Les gentils mots d’un vieux bonhomme insociable
Cher Pierre,
L’écriture n’est guère assurée, mais je crois deviner la main qui les a tracés ; au verso la confirmation, il s’agit bel et bien de celle du vieux poète de Grignan. A l’intérieur de l’enveloppe, la photographie d’un enfant au turban jaune – réalisée par Georges Crittin. Derrière, quelques lignes tremblantes.
De gentils mots d’abord, ceux d’un vieux bonhomme insociable qui demande un peu d’indulgence ; mais qui se souvient bien de l'avenue Davel où il habita, il y a des siècles, tout près de Riant-Mont où je suis né et j'ai passé mon enfance.
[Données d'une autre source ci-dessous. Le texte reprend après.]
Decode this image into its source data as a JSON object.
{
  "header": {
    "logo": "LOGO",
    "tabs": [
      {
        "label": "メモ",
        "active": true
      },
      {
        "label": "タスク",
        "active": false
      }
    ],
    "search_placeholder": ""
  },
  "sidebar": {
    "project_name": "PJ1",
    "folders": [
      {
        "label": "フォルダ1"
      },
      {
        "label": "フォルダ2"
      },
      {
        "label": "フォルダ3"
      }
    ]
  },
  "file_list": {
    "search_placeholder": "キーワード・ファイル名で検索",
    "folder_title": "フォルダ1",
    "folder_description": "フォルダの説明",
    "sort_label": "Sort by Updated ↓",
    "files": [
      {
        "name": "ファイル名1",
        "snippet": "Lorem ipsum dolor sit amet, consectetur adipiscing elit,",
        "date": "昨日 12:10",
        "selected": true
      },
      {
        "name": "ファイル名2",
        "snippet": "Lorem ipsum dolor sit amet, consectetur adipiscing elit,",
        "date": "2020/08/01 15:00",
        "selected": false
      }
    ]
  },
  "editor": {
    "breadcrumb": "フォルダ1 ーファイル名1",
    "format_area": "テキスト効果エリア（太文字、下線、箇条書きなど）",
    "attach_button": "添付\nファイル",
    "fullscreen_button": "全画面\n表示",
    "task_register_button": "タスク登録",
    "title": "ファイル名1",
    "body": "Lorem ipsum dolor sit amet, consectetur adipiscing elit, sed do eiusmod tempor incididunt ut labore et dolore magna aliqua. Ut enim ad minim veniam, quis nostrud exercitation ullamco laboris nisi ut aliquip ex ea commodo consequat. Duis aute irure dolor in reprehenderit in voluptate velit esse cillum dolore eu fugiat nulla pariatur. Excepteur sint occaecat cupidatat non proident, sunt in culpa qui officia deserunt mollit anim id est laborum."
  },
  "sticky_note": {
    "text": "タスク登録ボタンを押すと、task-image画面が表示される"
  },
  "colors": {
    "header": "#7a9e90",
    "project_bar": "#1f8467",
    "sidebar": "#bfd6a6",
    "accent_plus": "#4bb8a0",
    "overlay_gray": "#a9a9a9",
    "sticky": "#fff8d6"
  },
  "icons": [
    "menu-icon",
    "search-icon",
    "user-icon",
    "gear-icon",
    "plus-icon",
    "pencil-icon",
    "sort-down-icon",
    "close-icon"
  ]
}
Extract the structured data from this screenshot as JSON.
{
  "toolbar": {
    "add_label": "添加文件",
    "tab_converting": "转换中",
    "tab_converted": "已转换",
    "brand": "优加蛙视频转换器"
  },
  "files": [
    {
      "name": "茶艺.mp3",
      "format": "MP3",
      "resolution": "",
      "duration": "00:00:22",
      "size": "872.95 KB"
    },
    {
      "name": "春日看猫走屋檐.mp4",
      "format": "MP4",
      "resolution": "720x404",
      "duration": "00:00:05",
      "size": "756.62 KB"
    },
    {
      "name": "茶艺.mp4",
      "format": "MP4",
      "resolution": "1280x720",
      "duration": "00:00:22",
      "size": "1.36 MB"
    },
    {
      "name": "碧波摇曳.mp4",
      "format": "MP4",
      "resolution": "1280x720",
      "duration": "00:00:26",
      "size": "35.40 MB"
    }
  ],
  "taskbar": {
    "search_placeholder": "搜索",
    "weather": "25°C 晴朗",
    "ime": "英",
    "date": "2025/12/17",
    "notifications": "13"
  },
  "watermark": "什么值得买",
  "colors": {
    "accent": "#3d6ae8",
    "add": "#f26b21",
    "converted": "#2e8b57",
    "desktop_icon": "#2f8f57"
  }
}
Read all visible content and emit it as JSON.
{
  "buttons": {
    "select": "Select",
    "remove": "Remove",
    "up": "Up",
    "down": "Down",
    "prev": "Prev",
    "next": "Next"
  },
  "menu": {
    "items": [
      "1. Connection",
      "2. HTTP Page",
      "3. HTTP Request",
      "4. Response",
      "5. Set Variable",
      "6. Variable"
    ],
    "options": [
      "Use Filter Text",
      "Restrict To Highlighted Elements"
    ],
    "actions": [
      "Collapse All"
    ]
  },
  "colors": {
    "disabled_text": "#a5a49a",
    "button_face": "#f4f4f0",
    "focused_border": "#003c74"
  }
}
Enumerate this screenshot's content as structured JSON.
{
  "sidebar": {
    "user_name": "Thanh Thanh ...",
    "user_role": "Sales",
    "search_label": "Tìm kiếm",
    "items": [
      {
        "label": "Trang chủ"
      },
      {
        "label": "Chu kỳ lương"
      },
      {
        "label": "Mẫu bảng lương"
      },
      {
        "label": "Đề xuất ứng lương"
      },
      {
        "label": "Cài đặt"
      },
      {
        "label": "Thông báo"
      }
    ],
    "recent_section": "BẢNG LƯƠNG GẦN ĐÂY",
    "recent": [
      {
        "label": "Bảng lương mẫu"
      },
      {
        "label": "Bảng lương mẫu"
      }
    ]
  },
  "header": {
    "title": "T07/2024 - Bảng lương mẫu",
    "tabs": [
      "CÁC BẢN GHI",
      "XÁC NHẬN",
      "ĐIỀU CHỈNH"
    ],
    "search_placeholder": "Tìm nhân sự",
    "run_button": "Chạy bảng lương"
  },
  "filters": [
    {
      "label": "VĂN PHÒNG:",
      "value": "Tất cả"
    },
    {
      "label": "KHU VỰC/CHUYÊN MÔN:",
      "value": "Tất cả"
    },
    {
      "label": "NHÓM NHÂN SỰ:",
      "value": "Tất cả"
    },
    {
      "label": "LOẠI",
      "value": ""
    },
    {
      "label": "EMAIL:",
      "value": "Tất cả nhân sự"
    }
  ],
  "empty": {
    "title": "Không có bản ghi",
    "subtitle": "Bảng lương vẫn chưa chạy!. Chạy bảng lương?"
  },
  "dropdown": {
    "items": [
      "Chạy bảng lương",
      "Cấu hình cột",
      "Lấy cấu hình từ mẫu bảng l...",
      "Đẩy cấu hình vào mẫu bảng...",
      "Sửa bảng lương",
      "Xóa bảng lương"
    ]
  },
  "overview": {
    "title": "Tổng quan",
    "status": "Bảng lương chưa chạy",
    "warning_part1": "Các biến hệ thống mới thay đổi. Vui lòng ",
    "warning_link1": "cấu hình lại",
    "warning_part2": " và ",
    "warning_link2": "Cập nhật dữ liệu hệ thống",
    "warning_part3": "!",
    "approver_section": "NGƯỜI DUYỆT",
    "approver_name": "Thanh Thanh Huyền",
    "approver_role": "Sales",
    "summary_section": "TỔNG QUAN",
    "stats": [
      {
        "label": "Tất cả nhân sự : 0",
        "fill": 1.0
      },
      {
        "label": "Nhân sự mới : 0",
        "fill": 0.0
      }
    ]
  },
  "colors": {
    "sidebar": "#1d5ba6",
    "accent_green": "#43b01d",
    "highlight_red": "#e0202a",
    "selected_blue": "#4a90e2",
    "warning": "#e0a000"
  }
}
Le nom de Zappelli que j’évoque dans Marges, qui tenait une épicerie entre le Valentin et Riant-Mont, lui rappelle quelque chose. Mais Riant-Mont, c’est d’abord dans sa mémoire le Riant-Mont du colonel Moulin et de ses enfants, Jean-Pierre, Antoinette et Béatrice.
La dernière, morte en 2006, fut une artiste et une brillante journaliste ; j’apprends en consultant l'inventaire sommaire du fonds Béatrice Moulin à Berne, qu'il existe une cote « A5 écrits intimes (carnets, journal intime et agendas) » qui indique en marge ceci :
Cote A-5-1/2
Titre / Description B. Moulin / Riant-Mont 4 / Lausanne / nuits sans fin / janvier 46 / août 47
Dates 1946-01-26/1947-10-15
Collation Cahier aut., num. 150 à 214 de la main de B. M., quelques pages vierges à la fin. (15 x 20,9 cm)
Remarques Deux têtes dessinées sur la deuxième de couverture
Or ce Riant-Mont 4, j'y ai passé des nuits aussi. Sans fin. J'envoie derechef un mot aux archives littéraires suisses à Berne, avant de me coucher et de relire les premiers chapitres des Enfants Tanner.